A truly amazing and archeological clue to the history of the beach just waiting to be rediscovered is black sea glass, one of the rarest colors a collector can hope to find. The term black is actually incorrect because all glass has color, which can be seen by holding it up to a source of light. Black sea glass commonly is seen in deep olive green, amber and, on rare occasions, teal and blue. However, there are even rarer forms of this elusive group — rarer than red! These include deep purple, most commonly found in the form of light bulb vitrites (insulators) and decorative dishware, and true black — so thick that the actual color is impossible to see unless the piece is shattered. The history of these colors and the sea glass they become can give insight into the history of a beach and an era.
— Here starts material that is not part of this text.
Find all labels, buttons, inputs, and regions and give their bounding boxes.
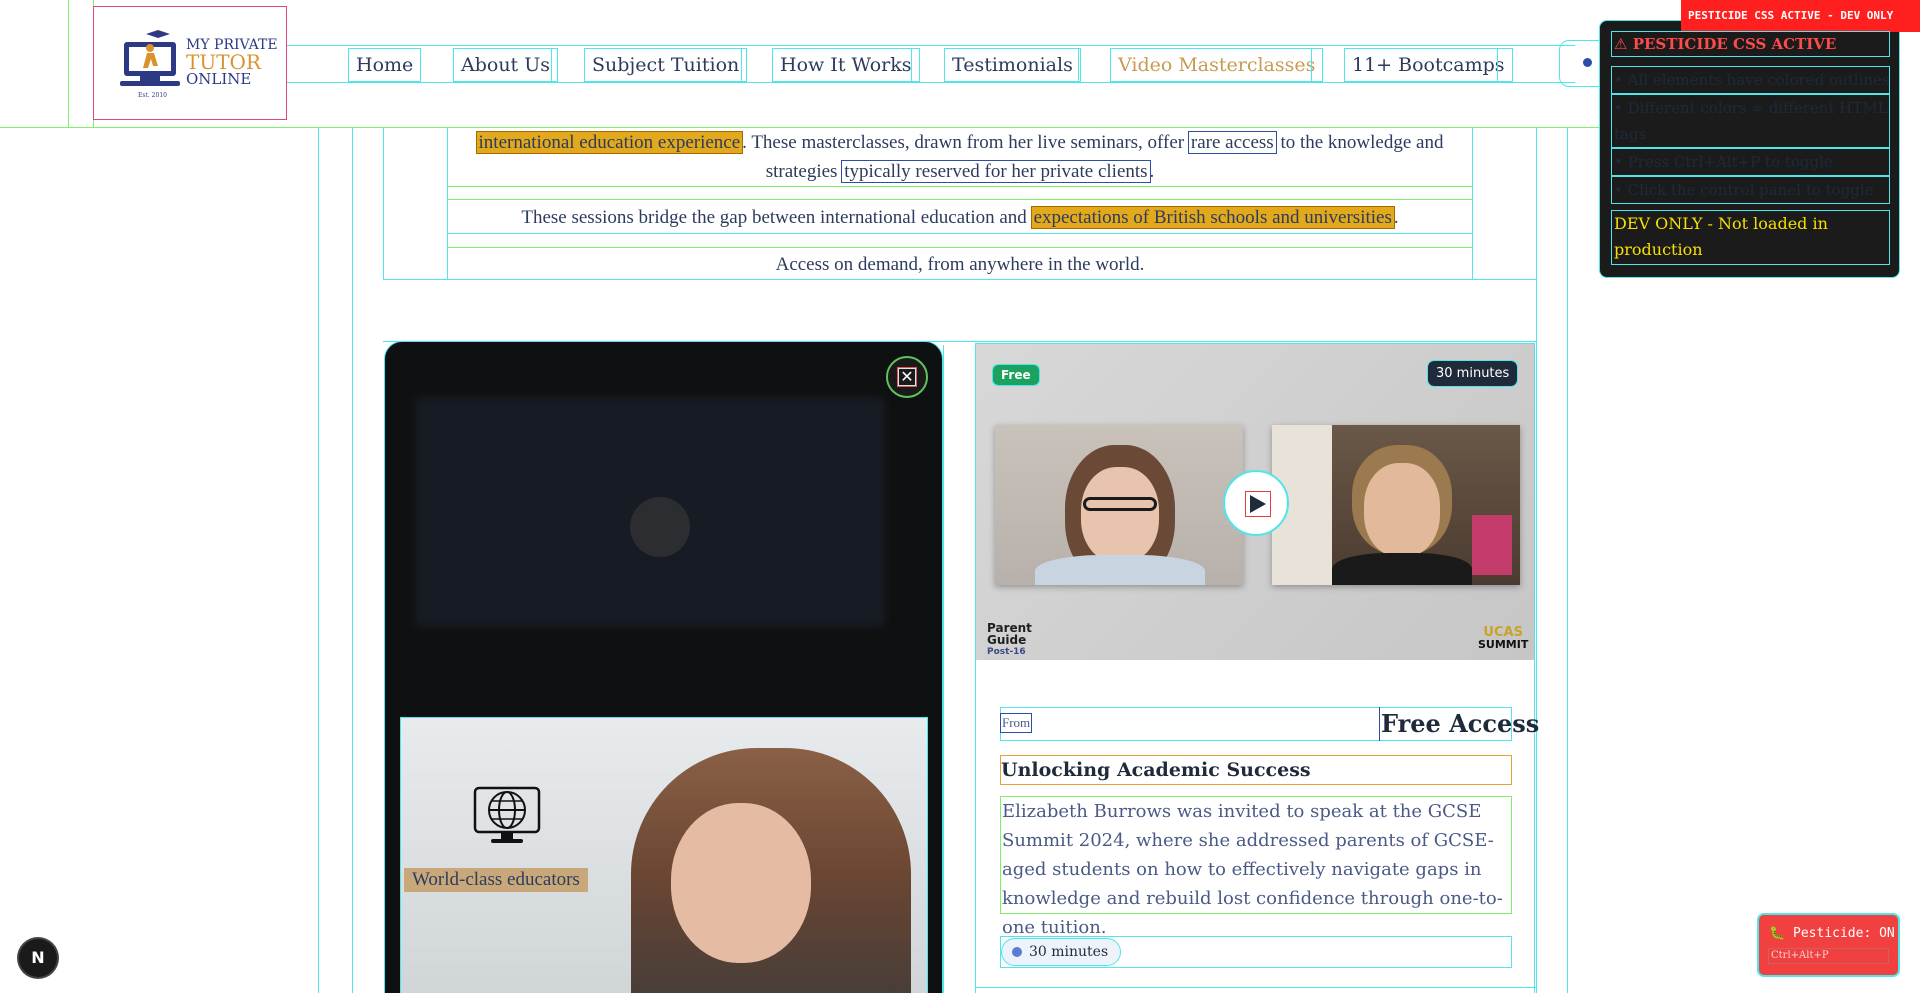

If you were a sailor, merchant, or pirate on the seven seas, keeping hydrated would be a top priority out on the salty water. This usually meant drinking rum or grog (a watered down alcoholic mixture), and lime juice, kept in order to stave off scurvy. Because water was either a luxury or too contaminated to drink, alcohol was an important part of the ship’s inventory; letting it sink to the briny deep was out of the question. Bottles that went overboard broke down and became sea glass after washing in the current and sand for years.
Large bottoms of onion bottles, named for their shape, have been found with a flaky rust on the bottom from the oxidation of the iron in the glass. Unlike other sea glass shards, black glass, because it was made earlier and often hand-blown, is usually filled with bubbles. A good way to tell the age of a piece of sea glass is by its thickness and amount of bubbles. If the black shard is very thick and has a fair amount of bubbles, it may date from the early 1700s to the mid 1800s.
Areas that became hangouts for pirates and wayfarers, such as Bermuda, are filled with this glass, especially the bottoms which are the thickest part of the bottles. These are commonly the olive green and amber forms that are the most common colors found as black sea glass. Although black is said to be one of the most rare colors you can find the deep purple and blue versions are the rarest of the bunch.
Only a few items were made in these colors and they were seldom things that would end up in the sea. Decorative plates and dinnerware used deep purple as late as the 1940s, and occasionally, a wealthy Victorian lady may have strolled on the beach and lost one of her buttons or a hatpin. But the rarest form of this sea glass is what collectors call true black. Usually true black is a very thick dark amber or purple, but without breaking the piece open (blasphemy to a sea glass hunter) the true color will remain a mystery. Perhaps more than other colors of sea glass, it is this mystery that keeps the collector looking for more. Like the sea, black sea glass will only reveal its true self to you when you go looking for it.